Znajomi borykają się już od dłuższego czasu z problemem, który pojawił się po ok. 10 latach od czasu wybudowania. Zaczęło się od grzyba w dwóch pokojach, potem w łazience (mieszkanie na parterze na Kowalach, osiedle Olimp). Po wielu miesiącach działań okazało się że woda w podłodze dosłownie stoi (rozwalenie części posadzek). Sprawdzone rury - szczelne, specjalista stwierdził, że wilgoć ciągnie z podłoża. Ściany wraz z podłogą dwukrotnie nastrzykiwane bodajże żywicą. I nic - nie pomogło.
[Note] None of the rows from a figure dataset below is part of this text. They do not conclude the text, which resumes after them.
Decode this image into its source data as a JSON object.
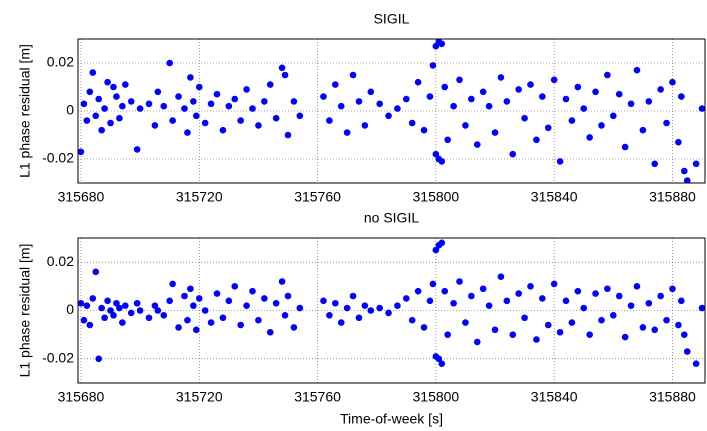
{
  "chart_data": [
    {
      "type": "scatter",
      "title": "SIGIL",
      "ylabel": "L1 phase residual [m]",
      "color": "#0000ff",
      "grid": true,
      "xlim": [
        315679,
        315891
      ],
      "xticks": [
        315680,
        315720,
        315760,
        315800,
        315840,
        315880
      ],
      "ylim": [
        -0.03,
        0.03
      ],
      "yticks": [
        -0.02,
        0,
        0.02
      ],
      "x": [
        315680,
        315681,
        315682,
        315683,
        315684,
        315685,
        315686,
        315687,
        315688,
        315689,
        315690,
        315691,
        315692,
        315693,
        315694,
        315695,
        315697,
        315699,
        315700,
        315703,
        315705,
        315706,
        315708,
        315710,
        315711,
        315713,
        315715,
        315716,
        315717,
        315718,
        315719,
        315720,
        315722,
        315724,
        315726,
        315728,
        315730,
        315732,
        315734,
        315736,
        315738,
        315740,
        315742,
        315744,
        315746,
        315748,
        315749,
        315750,
        315752,
        315754,
        315762,
        315764,
        315766,
        315768,
        315770,
        315772,
        315774,
        315776,
        315778,
        315781,
        315784,
        315787,
        315790,
        315792,
        315794,
        315796,
        315798,
        315799,
        315800,
        315800,
        315801,
        315801,
        315802,
        315802,
        315803,
        315804,
        315806,
        315808,
        315810,
        315812,
        315814,
        315816,
        315818,
        315820,
        315822,
        315824,
        315826,
        315828,
        315830,
        315832,
        315834,
        315836,
        315838,
        315840,
        315842,
        315844,
        315846,
        315848,
        315850,
        315852,
        315854,
        315856,
        315858,
        315860,
        315862,
        315864,
        315866,
        315868,
        315870,
        315872,
        315874,
        315876,
        315878,
        315880,
        315882,
        315883,
        315884,
        315885,
        315888,
        315890
      ],
      "values": [
        -0.017,
        0.003,
        -0.004,
        0.008,
        0.016,
        -0.002,
        0.005,
        -0.008,
        0.001,
        0.012,
        -0.005,
        0.01,
        0.006,
        -0.003,
        0.002,
        0.011,
        0.004,
        -0.016,
        0.001,
        0.003,
        -0.006,
        0.008,
        0.002,
        0.02,
        -0.004,
        0.006,
        0.001,
        -0.009,
        0.014,
        0.004,
        -0.002,
        0.01,
        -0.005,
        0.003,
        0.007,
        -0.008,
        0.002,
        0.005,
        -0.004,
        0.009,
        0.001,
        -0.006,
        0.004,
        0.011,
        -0.003,
        0.018,
        0.015,
        -0.01,
        0.004,
        -0.002,
        0.006,
        -0.004,
        0.011,
        0.002,
        -0.009,
        0.015,
        0.004,
        -0.006,
        0.008,
        0.003,
        -0.002,
        0.001,
        0.005,
        -0.005,
        0.012,
        -0.008,
        0.006,
        0.019,
        0.027,
        -0.018,
        0.029,
        -0.02,
        0.028,
        -0.021,
        0.01,
        -0.012,
        0.002,
        0.013,
        -0.006,
        0.005,
        -0.014,
        0.008,
        0.002,
        -0.009,
        0.014,
        0.004,
        -0.018,
        0.009,
        -0.003,
        0.011,
        -0.012,
        0.006,
        -0.007,
        0.013,
        -0.021,
        0.005,
        -0.004,
        0.01,
        0.001,
        -0.011,
        0.008,
        -0.006,
        0.015,
        -0.002,
        0.007,
        -0.015,
        0.003,
        0.017,
        -0.008,
        0.004,
        -0.022,
        0.009,
        -0.005,
        0.012,
        -0.013,
        0.006,
        -0.025,
        -0.029,
        -0.022,
        0.001
      ]
    },
    {
      "type": "scatter",
      "title": "no SIGIL",
      "ylabel": "L1 phase residual [m]",
      "xlabel": "Time-of-week [s]",
      "color": "#0000ff",
      "grid": true,
      "xlim": [
        315679,
        315891
      ],
      "xticks": [
        315680,
        315720,
        315760,
        315800,
        315840,
        315880
      ],
      "ylim": [
        -0.03,
        0.03
      ],
      "yticks": [
        -0.02,
        0,
        0.02
      ],
      "x": [
        315680,
        315681,
        315682,
        315683,
        315684,
        315685,
        315686,
        315687,
        315688,
        315689,
        315690,
        315691,
        315692,
        315693,
        315694,
        315695,
        315697,
        315699,
        315700,
        315703,
        315705,
        315706,
        315708,
        315710,
        315711,
        315713,
        315715,
        315716,
        315717,
        315718,
        315719,
        315720,
        315722,
        315724,
        315726,
        315728,
        315730,
        315732,
        315734,
        315736,
        315738,
        315740,
        315742,
        315744,
        315746,
        315748,
        315749,
        315750,
        315752,
        315754,
        315762,
        315764,
        315766,
        315768,
        315770,
        315772,
        315774,
        315776,
        315778,
        315781,
        315784,
        315787,
        315790,
        315792,
        315794,
        315796,
        315798,
        315799,
        315800,
        315800,
        315801,
        315801,
        315802,
        315802,
        315803,
        315804,
        315806,
        315808,
        315810,
        315812,
        315814,
        315816,
        315818,
        315820,
        315822,
        315824,
        315826,
        315828,
        315830,
        315832,
        315834,
        315836,
        315838,
        315840,
        315842,
        315844,
        315846,
        315848,
        315850,
        315852,
        315854,
        315856,
        315858,
        315860,
        315862,
        315864,
        315866,
        315868,
        315870,
        315872,
        315874,
        315876,
        315878,
        315880,
        315882,
        315883,
        315884,
        315885,
        315888,
        315890
      ],
      "values": [
        0.003,
        -0.004,
        0.002,
        -0.006,
        0.005,
        0.016,
        -0.02,
        0.001,
        -0.003,
        0.004,
        0.0,
        -0.002,
        0.003,
        0.001,
        -0.005,
        0.002,
        -0.001,
        0.003,
        0.0,
        -0.003,
        0.002,
        0.0,
        -0.002,
        0.004,
        0.011,
        -0.007,
        0.006,
        -0.004,
        0.009,
        0.002,
        -0.008,
        0.005,
        0.0,
        -0.005,
        0.007,
        -0.003,
        0.004,
        0.01,
        -0.006,
        0.002,
        0.008,
        -0.004,
        0.005,
        -0.009,
        0.003,
        0.012,
        -0.002,
        0.006,
        -0.007,
        0.001,
        0.004,
        -0.002,
        0.003,
        -0.005,
        0.001,
        0.006,
        -0.003,
        0.002,
        0.0,
        0.001,
        -0.001,
        0.002,
        0.005,
        -0.004,
        0.008,
        -0.007,
        0.004,
        0.011,
        0.025,
        -0.019,
        0.027,
        -0.02,
        0.028,
        -0.022,
        0.008,
        -0.01,
        0.003,
        0.012,
        -0.005,
        0.006,
        -0.013,
        0.009,
        0.002,
        -0.008,
        0.014,
        0.004,
        -0.01,
        0.007,
        -0.003,
        0.01,
        -0.012,
        0.005,
        -0.006,
        0.011,
        -0.009,
        0.004,
        -0.005,
        0.008,
        0.001,
        -0.01,
        0.007,
        -0.004,
        0.009,
        -0.002,
        0.006,
        -0.011,
        0.002,
        0.01,
        -0.007,
        0.003,
        -0.008,
        0.006,
        -0.004,
        0.009,
        -0.006,
        0.004,
        -0.01,
        -0.017,
        -0.022,
        0.001
      ]
    }
  ]
}
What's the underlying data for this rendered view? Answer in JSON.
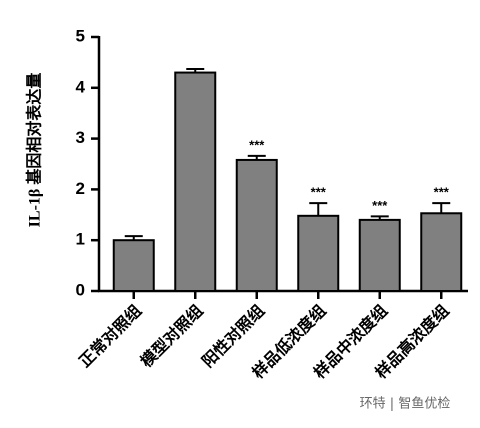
{
  "chart_data": {
    "type": "bar",
    "y_label": "IL-1β 基因相对表达量",
    "categories": [
      "正常对照组",
      "模型对照组",
      "阳性对照组",
      "样品低浓度组",
      "样品中浓度组",
      "样品高浓度组"
    ],
    "values": [
      1.0,
      4.3,
      2.58,
      1.48,
      1.4,
      1.53
    ],
    "errors": [
      0.08,
      0.07,
      0.08,
      0.25,
      0.07,
      0.2
    ],
    "annotations": [
      null,
      null,
      "***",
      "***",
      "***",
      "***"
    ],
    "color": "#808080",
    "ylim": [
      0,
      5
    ],
    "yticks": [
      0,
      1,
      2,
      3,
      4,
      5
    ],
    "watermark": "环特 | 智鱼优检"
  }
}
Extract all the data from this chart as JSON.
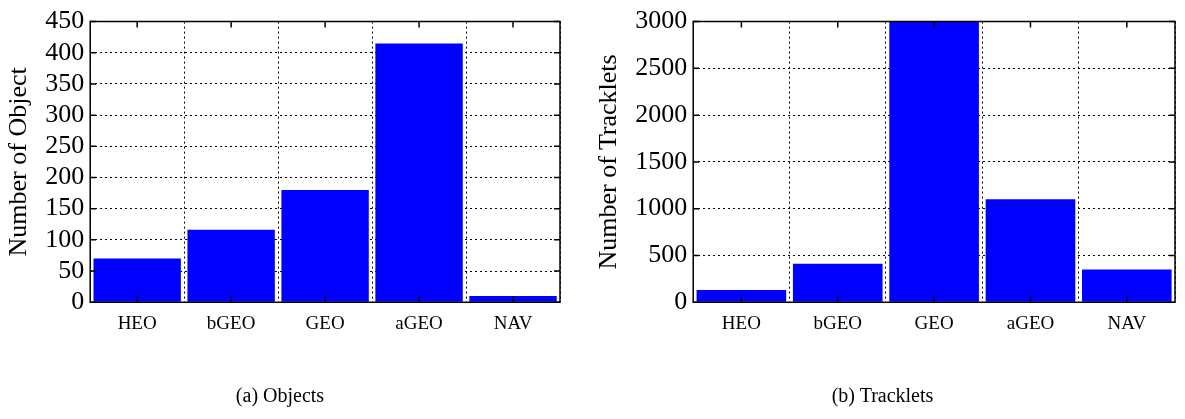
{
  "chart_data": [
    {
      "type": "bar",
      "title": "(a) Objects",
      "ylabel": "Number of Object",
      "categories": [
        "HEO",
        "bGEO",
        "GEO",
        "aGEO",
        "NAV"
      ],
      "values": [
        70,
        116,
        180,
        415,
        10
      ],
      "color": "#0000ff",
      "ylim": [
        0,
        450
      ],
      "yticks": [
        0,
        50,
        100,
        150,
        200,
        250,
        300,
        350,
        400,
        450
      ],
      "grid": true
    },
    {
      "type": "bar",
      "title": "(b) Tracklets",
      "ylabel": "Number of Tracklets",
      "categories": [
        "HEO",
        "bGEO",
        "GEO",
        "aGEO",
        "NAV"
      ],
      "values": [
        130,
        410,
        3000,
        1100,
        350
      ],
      "color": "#0000ff",
      "ylim": [
        0,
        3000
      ],
      "yticks": [
        0,
        500,
        1000,
        1500,
        2000,
        2500,
        3000
      ],
      "grid": true
    }
  ]
}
Teraz pomysłów już brak.
Czy ktoś z forumowiczów spotkał się z podobnym problemem?
A może ktoś ma jakiś pomysł?
Znajomi borykają się już od dłuższego czasu z problemem, który pojawił się po ok. 10 latach od czasu wybudowania. Zaczęło się od grzyba w dwóch pokojach, potem w łazience (mieszkanie na parterze na Kowalach, osiedle Olimp). Po wielu miesiącach działań okazało się że woda w podłodze dosłownie stoi (rozwalenie części posadzek). Sprawdzone rury - szczelne, specjalista stwierdził, że wilgoć ciągnie z podłoża. Ściany wraz z podłogą dwukrotnie nastrzykiwane bodajże żywicą. I nic - nie pomogło. Teraz pomysłów już brak.
Czy ktoś z forumowiczów spotkał się z podobnym problemem?
A może ktoś ma jakiś pomysł?
Ha, to jest budynek z około 12 mieszkaniami, w tym 4 na parterze i nigdzie więcej ten problem nie występuje (w tym bloku, rzecz jasna).
No i podciekanie występuje nie przy obrzeżach bloku, także izolacja od zewnątrz raczej nic by nie dała, trzeba by zaizolować POD budynkiem, a to chyba mało realne (?)
No i podciekanie występuje nie przy obrzeżach bloku, także izolacja od zewnątrz raczej nic by nie dała, trzeba by zaizolować POD budynkiem, a to chyba mało realne (?)